Ribosomal pauses are a critical part of cotranslational events including protein folding and localization. However, extended ribosome pauses can lead to ribosome collisions, resulting in the activation of ribosome rescue pathways and turnover of protein and mRNA. While this relationship has been known, there has been little exploration of how ribosomal stalls impact translation duration at a quantitative level. We have taken a method used to measure elongation time and adapted it for use in Saccharomyces cerevisiae to quantify the impact of elongation stalls.
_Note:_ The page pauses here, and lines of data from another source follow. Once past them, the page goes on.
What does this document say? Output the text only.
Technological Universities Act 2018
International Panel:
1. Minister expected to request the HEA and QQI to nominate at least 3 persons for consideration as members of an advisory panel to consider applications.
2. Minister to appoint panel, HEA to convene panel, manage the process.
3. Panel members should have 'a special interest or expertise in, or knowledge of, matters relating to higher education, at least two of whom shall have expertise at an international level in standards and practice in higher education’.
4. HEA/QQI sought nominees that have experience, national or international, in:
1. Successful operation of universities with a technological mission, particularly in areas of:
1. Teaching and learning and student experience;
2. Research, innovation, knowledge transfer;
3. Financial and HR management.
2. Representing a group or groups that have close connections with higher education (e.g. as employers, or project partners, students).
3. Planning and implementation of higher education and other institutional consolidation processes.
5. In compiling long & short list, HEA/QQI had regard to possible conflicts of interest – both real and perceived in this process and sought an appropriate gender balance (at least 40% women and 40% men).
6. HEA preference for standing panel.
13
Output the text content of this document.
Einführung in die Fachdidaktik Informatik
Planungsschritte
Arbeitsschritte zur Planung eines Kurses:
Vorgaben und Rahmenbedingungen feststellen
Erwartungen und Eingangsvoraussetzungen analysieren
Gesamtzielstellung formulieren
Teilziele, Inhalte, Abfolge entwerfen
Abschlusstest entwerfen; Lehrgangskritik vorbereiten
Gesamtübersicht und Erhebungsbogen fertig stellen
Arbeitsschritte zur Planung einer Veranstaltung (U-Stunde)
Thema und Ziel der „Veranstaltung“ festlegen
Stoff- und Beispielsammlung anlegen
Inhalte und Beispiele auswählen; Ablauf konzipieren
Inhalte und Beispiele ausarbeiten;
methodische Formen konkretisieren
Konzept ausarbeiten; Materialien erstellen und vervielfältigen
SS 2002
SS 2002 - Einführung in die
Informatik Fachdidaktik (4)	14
We find, in transcripts containing Arg CGA codon repeat-induced stalls, a Hel2-mediated dose-dependent decrease in protein expression and mRNA level and an elongation delay on the order of minutes. In transcripts that contain synonymous substitutions to nonoptimal Leu codons, there is a decrease in protein and mRNA levels, as well as similar elongation delay, but this occurs through a non-Hel2-mediated mechanism. Finally, we find that Dhh1 selectively increases protein expression, mRNA level, and elongation rate. This indicates that distinct poorly translated mRNAs will activate different rescue pathways despite similar elongation stall durations. Taken together, these results provide new quantitative mechanistic insight into the surveillance of translation and the roles of Hel2 and Dhh1 in mediating ribosome pausing events.